As mentioned above, ATIs reference
design for Radeon 9800-based boards now uses a more sturdy
molex power connector rather than a floppy drive one, which
Radeon 9700 boards use.
A basic run-down on the Radeon 9800
chip specifications consists of the following:
- 380 MHz core
- 107 million transistors w/TSMCs
.15 process
- 8 Pixel pipelines w/1 texture unit
per pipe
- 3GB Pixel fill rate
- 380 million triangle geometry rate
@ 380 MHz
Worth
noting is that while the Radeon 9800 chip clock speed is not
a massive increase over that of its predecessor, the Radeon
9700s clock rate of 325 MHz, ATI has still managed to
remain fairly competitive with the rest of the market even
though they are not yet using TSMCs newer, more advanced,
.13 process for these high-end products. This is even more
impressive when you consider that this allows ATIs AIB
partners to use standard heatsink and fan cooling for their
boards rather than more exotic, and expensive, solutions.
The Radeon 9800 chip is an amazing
piece of engineering, with a rather lengthy features list:
Smartshader 2.1
- DX9 2.0 Pixel Shaders support up
to 16 textures per rendering pass
- DX9 2.0 Vertex Shaders support
vertex programs up to 65,280 instructions with flow control
- F-buffer support for increased
Shader instruction lengths
- Multiple Render Target (MRT) support
- Shadow volume rendering acceleration
- 128-bit, 64-bit & 32-bit per
pixel floating point color output formats
Smoothvision 2.1
- 2x / 4x / 6x full scene multi-sampling
anti-aliasing modes with programmable sample patterns
- 2x / 4x / 8x / 16x anisotropic
filtering modes with performance (bi-linear) and quality
(tri-linear) options
Hyper Z III+
- 3-level Hierarchical Z-Buffer with
early Z test
- Lossless Z-Buffer compression (up
to 24:1)
- Fast Z-Buffer Clear
- Z cache optimized for real-time
shadow rendering
Truform 2.0
- 2nd generation N-Patch higher order
surface support
- Discrete and continuous tessellation
levels per polygon
- Displacement mapping
Videoshader
- Seamless integration of pixel shaders
with video
- FULLSTREAM video de-blocking technology
- Noise removal filtering for captured
video
- MPEG-2 decoding with motion compensation,
iDCT and color space conversion
- All-format DTV/HDTV decoding
- YPrPb component output
- Adaptive de-interlacing and frame
rate conversion
The most significant addition to the
Radeon 9800s features compared to those of the Radeon
9700 is that of the F-buffer. Radeon 9700-class boards can
manage up to 96 pixel shader instruction lengths in a single
pass; exceed that number and the chip is thereby forced into
multi-passing, which obviously hurts performance since each
additional pass requires scene geometry setup and clock cycles.

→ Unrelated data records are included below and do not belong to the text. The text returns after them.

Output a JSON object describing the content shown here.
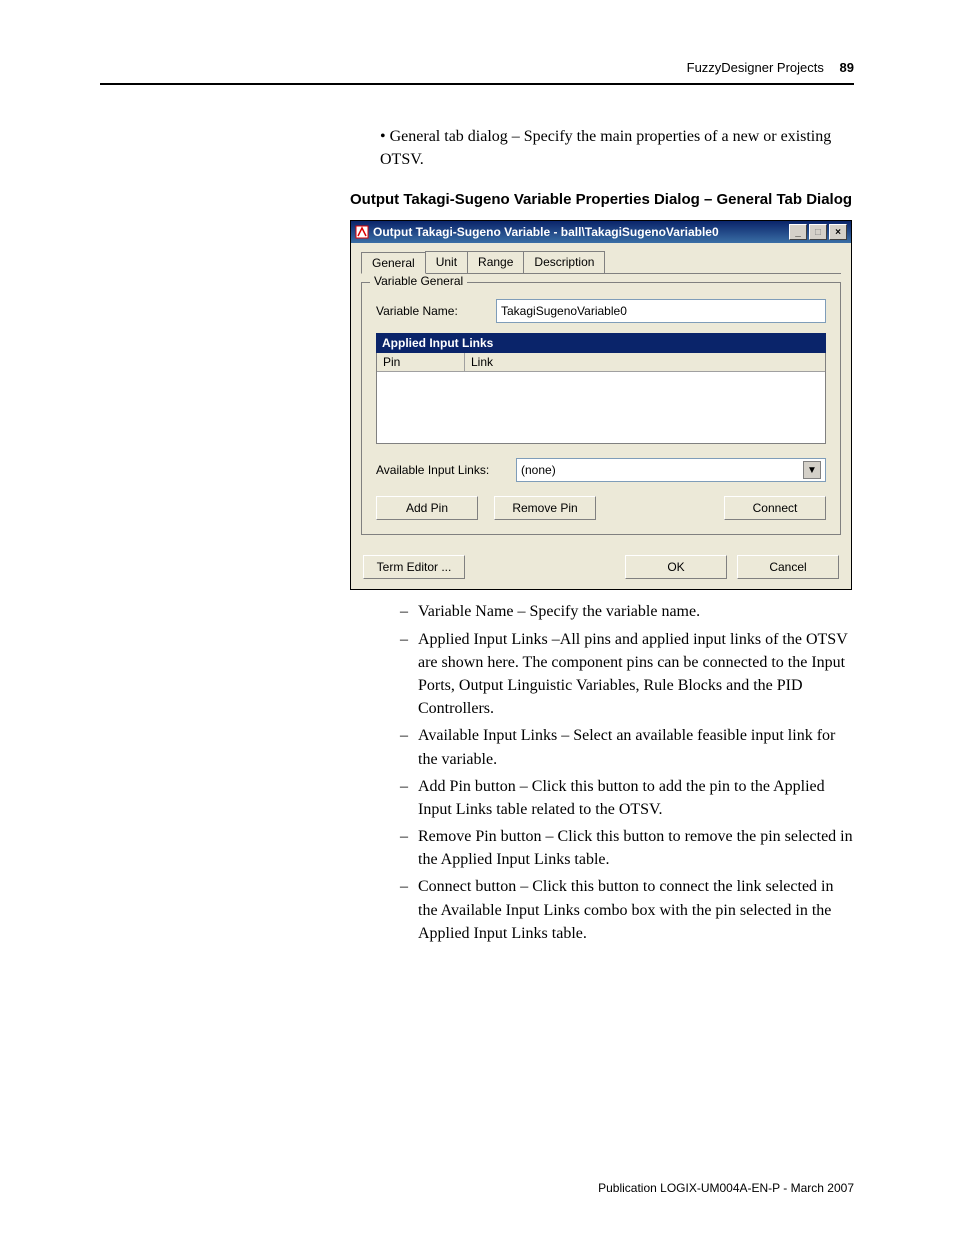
{
  "header": {
    "section_title": "FuzzyDesigner Projects",
    "page_number": "89"
  },
  "intro_bullet": "General tab dialog – Specify the main properties of a new or existing OTSV.",
  "section_heading": "Output Takagi-Sugeno Variable Properties Dialog – General Tab Dialog",
  "dialog": {
    "title": "Output Takagi-Sugeno Variable - ball\\TakagiSugenoVariable0",
    "tabs": [
      "General",
      "Unit",
      "Range",
      "Description"
    ],
    "fieldset_legend": "Variable General",
    "var_name_label": "Variable Name:",
    "var_name_value": "TakagiSugenoVariable0",
    "panel_title": "Applied Input Links",
    "col_pin": "Pin",
    "col_link": "Link",
    "avail_label": "Available Input Links:",
    "avail_value": "(none)",
    "btn_add": "Add Pin",
    "btn_remove": "Remove Pin",
    "btn_connect": "Connect",
    "btn_term_editor": "Term Editor ...",
    "btn_ok": "OK",
    "btn_cancel": "Cancel"
  },
  "descriptions": [
    "Variable Name – Specify the variable name.",
    "Applied Input Links –All pins and applied input links of the OTSV are shown here. The component pins can be connected to the Input Ports, Output Linguistic Variables, Rule Blocks and the PID Controllers.",
    "Available Input Links – Select an available feasible input link for the variable.",
    "Add Pin button – Click this button to add the pin to the Applied Input Links table related to the OTSV.",
    "Remove Pin button – Click this button to remove the pin selected in the Applied Input Links table.",
    "Connect button – Click this button to connect the link selected in the Available Input Links combo box with the pin selected in the Applied Input Links table."
  ],
  "footer": "Publication LOGIX-UM004A-EN-P - March 2007"
}
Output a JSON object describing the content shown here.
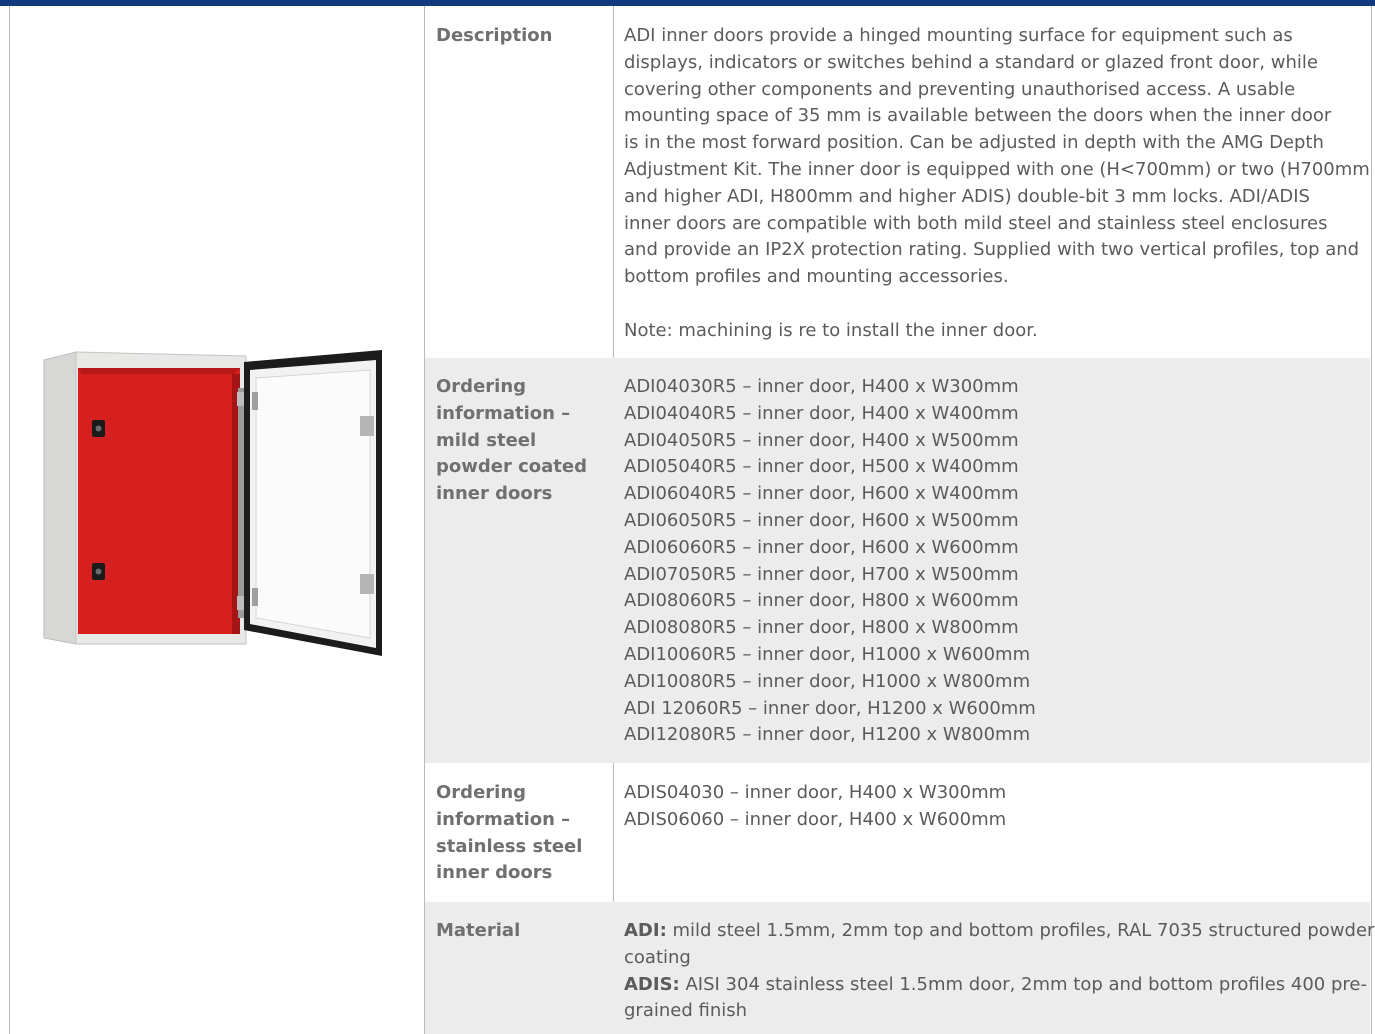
{
  "description": {
    "label": "Description",
    "lines": [
      "ADI inner doors provide a hinged mounting surface for equipment such as",
      "displays, indicators or switches behind a standard or glazed front door, while",
      "covering other components and preventing unauthorised access. A usable",
      "mounting space of 35 mm is available between the doors when the inner door",
      "is in the most forward position. Can be adjusted in depth with the AMG Depth",
      "Adjustment Kit. The inner door is equipped with one (H<700mm) or two (H700mm",
      "and higher ADI, H800mm and higher ADIS) double-bit 3 mm locks. ADI/ADIS",
      "inner doors are compatible with both mild steel and stainless steel enclosures",
      "and provide an IP2X protection rating. Supplied with two vertical profiles, top and",
      "bottom profiles and mounting accessories."
    ],
    "note": "Note: machining is re to install the inner door."
  },
  "mild_steel": {
    "label_lines": [
      "Ordering",
      "information –",
      "mild steel",
      "powder coated",
      "inner doors"
    ],
    "items": [
      "ADI04030R5 – inner door, H400 x W300mm",
      "ADI04040R5 – inner door, H400 x W400mm",
      "ADI04050R5 – inner door, H400 x W500mm",
      "ADI05040R5 – inner door, H500 x W400mm",
      "ADI06040R5 – inner door, H600 x W400mm",
      "ADI06050R5 – inner door, H600 x W500mm",
      "ADI06060R5 – inner door, H600 x W600mm",
      "ADI07050R5 – inner door, H700 x W500mm",
      "ADI08060R5 – inner door, H800 x W600mm",
      "ADI08080R5 – inner door, H800 x W800mm",
      "ADI10060R5 – inner door, H1000 x W600mm",
      "ADI10080R5 – inner door, H1000 x W800mm",
      "ADI 12060R5 – inner door, H1200 x W600mm",
      "ADI12080R5 – inner door, H1200 x W800mm"
    ]
  },
  "stainless": {
    "label_lines": [
      "Ordering",
      "information –",
      "stainless steel",
      "inner doors"
    ],
    "items": [
      "ADIS04030 – inner door, H400 x W300mm",
      "ADIS06060 – inner door, H400 x W600mm"
    ]
  },
  "material": {
    "label": "Material",
    "adi_label": "ADI:",
    "adi_line1": " mild steel 1.5mm, 2mm top and bottom profiles, RAL 7035 structured powder",
    "adi_line2": "coating",
    "adis_label": "ADIS:",
    "adis_line1": " AISI 304 stainless steel 1.5mm door, 2mm top and bottom profiles 400 pre-",
    "adis_line2": "grained finish"
  },
  "colors": {
    "header_bar": "#103a7d",
    "row_shade": "#ececec",
    "enclosure_interior": "#d41f1f",
    "enclosure_body": "#e6e6e4"
  }
}
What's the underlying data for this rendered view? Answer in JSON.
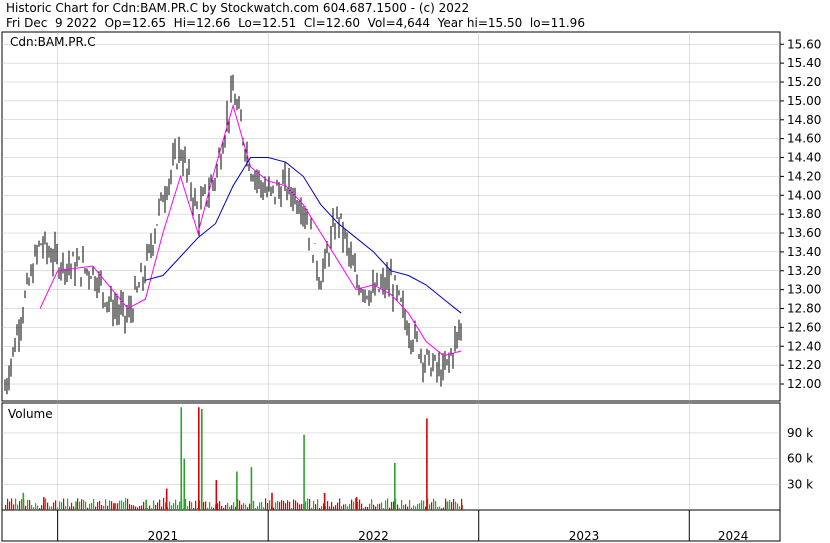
{
  "header": {
    "line1": "Historic Chart for Cdn:BAM.PR.C by Stockwatch.com 604.687.1500 - (c) 2022",
    "line2": "Fri Dec  9 2022  Op=12.65  Hi=12.66  Lo=12.51  Cl=12.60  Vol=4,644  Year hi=15.50  lo=11.96"
  },
  "price_panel": {
    "symbol_label": "Cdn:BAM.PR.C"
  },
  "volume_panel": {
    "label": "Volume"
  },
  "colors": {
    "price_bars": "#000000",
    "short_ma": "#ff00ff",
    "long_ma": "#0000cc",
    "volume_up": "#2ca02c",
    "volume_down": "#dd0000",
    "grid": "#c0c0c0",
    "frame": "#000000"
  },
  "chart_data": [
    {
      "type": "line",
      "title": "Cdn:BAM.PR.C",
      "description_of_marks": "daily OHLC bars with two moving averages",
      "x_axis": {
        "labels": [
          "2021",
          "2022",
          "2023",
          "2024"
        ],
        "range": [
          "2020-10",
          "2024-06"
        ]
      },
      "y_axis": {
        "ticks": [
          "15.60",
          "15.40",
          "15.20",
          "15.00",
          "14.80",
          "14.60",
          "14.40",
          "14.20",
          "14.00",
          "13.80",
          "13.60",
          "13.40",
          "13.20",
          "13.00",
          "12.80",
          "12.60",
          "12.40",
          "12.20",
          "12.00"
        ],
        "ylim": [
          11.82,
          15.73
        ]
      },
      "series": [
        {
          "values": [
            [
              "2020-10",
              11.95
            ],
            [
              "2020-11",
              12.8
            ],
            [
              "2020-12",
              13.5
            ],
            [
              "2021-01",
              13.3
            ],
            [
              "2021-02",
              13.25
            ],
            [
              "2021-03",
              13.2
            ],
            [
              "2021-04",
              12.85
            ],
            [
              "2021-05",
              12.7
            ],
            [
              "2021-06",
              13.2
            ],
            [
              "2021-07",
              14.0
            ],
            [
              "2021-08",
              14.5
            ],
            [
              "2021-09",
              13.8
            ],
            [
              "2021-10",
              14.2
            ],
            [
              "2021-11",
              15.1
            ],
            [
              "2021-12",
              14.3
            ],
            [
              "2022-01",
              14.0
            ],
            [
              "2022-02",
              14.1
            ],
            [
              "2022-03",
              13.9
            ],
            [
              "2022-04",
              13.1
            ],
            [
              "2022-05",
              13.8
            ],
            [
              "2022-06",
              13.1
            ],
            [
              "2022-07",
              12.95
            ],
            [
              "2022-08",
              13.1
            ],
            [
              "2022-09",
              12.6
            ],
            [
              "2022-10",
              12.25
            ],
            [
              "2022-11",
              12.1
            ],
            [
              "2022-12",
              12.6
            ]
          ]
        },
        {
          "values": [
            [
              "2020-12",
              12.8
            ],
            [
              "2021-01",
              13.2
            ],
            [
              "2021-03",
              13.25
            ],
            [
              "2021-05",
              12.8
            ],
            [
              "2021-06",
              12.9
            ],
            [
              "2021-07",
              13.6
            ],
            [
              "2021-08",
              14.2
            ],
            [
              "2021-09",
              13.6
            ],
            [
              "2021-10",
              14.3
            ],
            [
              "2021-11",
              14.95
            ],
            [
              "2021-12",
              14.3
            ],
            [
              "2022-01",
              14.15
            ],
            [
              "2022-02",
              14.1
            ],
            [
              "2022-03",
              13.9
            ],
            [
              "2022-04",
              13.6
            ],
            [
              "2022-05",
              13.3
            ],
            [
              "2022-06",
              13.0
            ],
            [
              "2022-07",
              13.05
            ],
            [
              "2022-08",
              12.95
            ],
            [
              "2022-09",
              12.75
            ],
            [
              "2022-10",
              12.45
            ],
            [
              "2022-11",
              12.3
            ],
            [
              "2022-12",
              12.35
            ]
          ]
        },
        {
          "values": [
            [
              "2021-06",
              13.1
            ],
            [
              "2021-07",
              13.15
            ],
            [
              "2021-08",
              13.35
            ],
            [
              "2021-09",
              13.55
            ],
            [
              "2021-10",
              13.7
            ],
            [
              "2021-11",
              14.1
            ],
            [
              "2021-12",
              14.4
            ],
            [
              "2022-01",
              14.4
            ],
            [
              "2022-02",
              14.35
            ],
            [
              "2022-03",
              14.2
            ],
            [
              "2022-04",
              13.9
            ],
            [
              "2022-05",
              13.7
            ],
            [
              "2022-06",
              13.55
            ],
            [
              "2022-07",
              13.4
            ],
            [
              "2022-08",
              13.2
            ],
            [
              "2022-09",
              13.15
            ],
            [
              "2022-10",
              13.05
            ],
            [
              "2022-11",
              12.9
            ],
            [
              "2022-12",
              12.75
            ]
          ]
        }
      ]
    },
    {
      "type": "bar",
      "title": "Volume",
      "y_axis": {
        "ticks": [
          "90 k",
          "60 k",
          "30 k"
        ],
        "ylim": [
          0,
          125
        ]
      },
      "values_in_thousands": [
        [
          "2020-11",
          20,
          "up"
        ],
        [
          "2020-12",
          15,
          "down"
        ],
        [
          "2021-02",
          10,
          "up"
        ],
        [
          "2021-04",
          8,
          "down"
        ],
        [
          "2021-06",
          12,
          "up"
        ],
        [
          "2021-07",
          25,
          "down"
        ],
        [
          "2021-08",
          120,
          "up"
        ],
        [
          "2021-08",
          60,
          "up"
        ],
        [
          "2021-09",
          120,
          "down"
        ],
        [
          "2021-09",
          118,
          "up"
        ],
        [
          "2021-10",
          35,
          "down"
        ],
        [
          "2021-11",
          45,
          "up"
        ],
        [
          "2021-12",
          50,
          "up"
        ],
        [
          "2022-01",
          20,
          "down"
        ],
        [
          "2022-03",
          88,
          "up"
        ],
        [
          "2022-04",
          20,
          "down"
        ],
        [
          "2022-06",
          15,
          "down"
        ],
        [
          "2022-08",
          55,
          "up"
        ],
        [
          "2022-10",
          107,
          "down"
        ],
        [
          "2022-11",
          10,
          "up"
        ],
        [
          "2022-12",
          6,
          "down"
        ]
      ]
    }
  ]
}
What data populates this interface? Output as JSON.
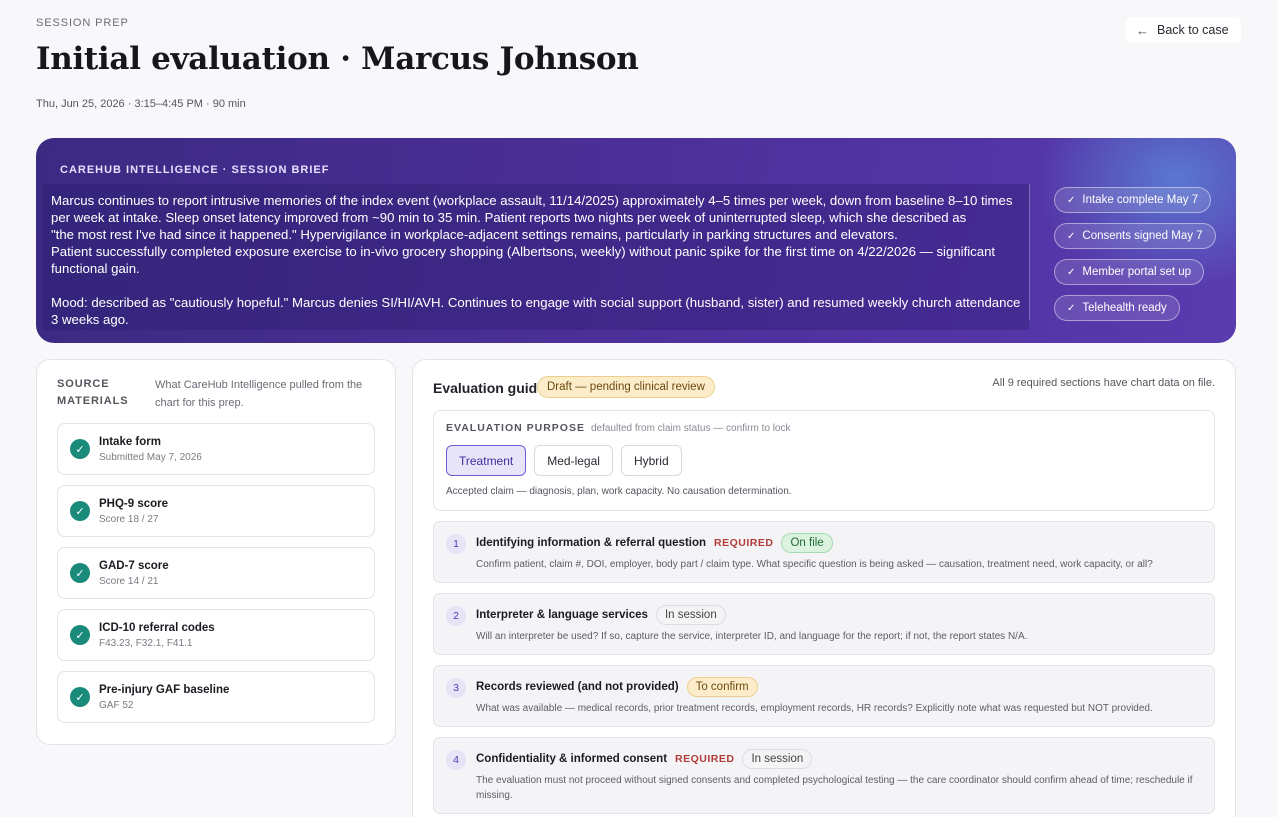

The F-buffer technology is an attempt to avoid this situation
by creating a separate memory space wherein only those pixels
that are exceeding the hardwares limits are temporarily
stored for multi-pass operations. Theoretically this should
save on both bandwidth and fill rate. ATI supports F-buffer
in OpenGL with the Cat 3.4s. D3D support is as yet unannounced.
This is hardly cause for concern since no game, available
now or near shipping, has been developed with shader instruction
lengths that exceed ATIs hardware limits. This could
of course change sometime in the future.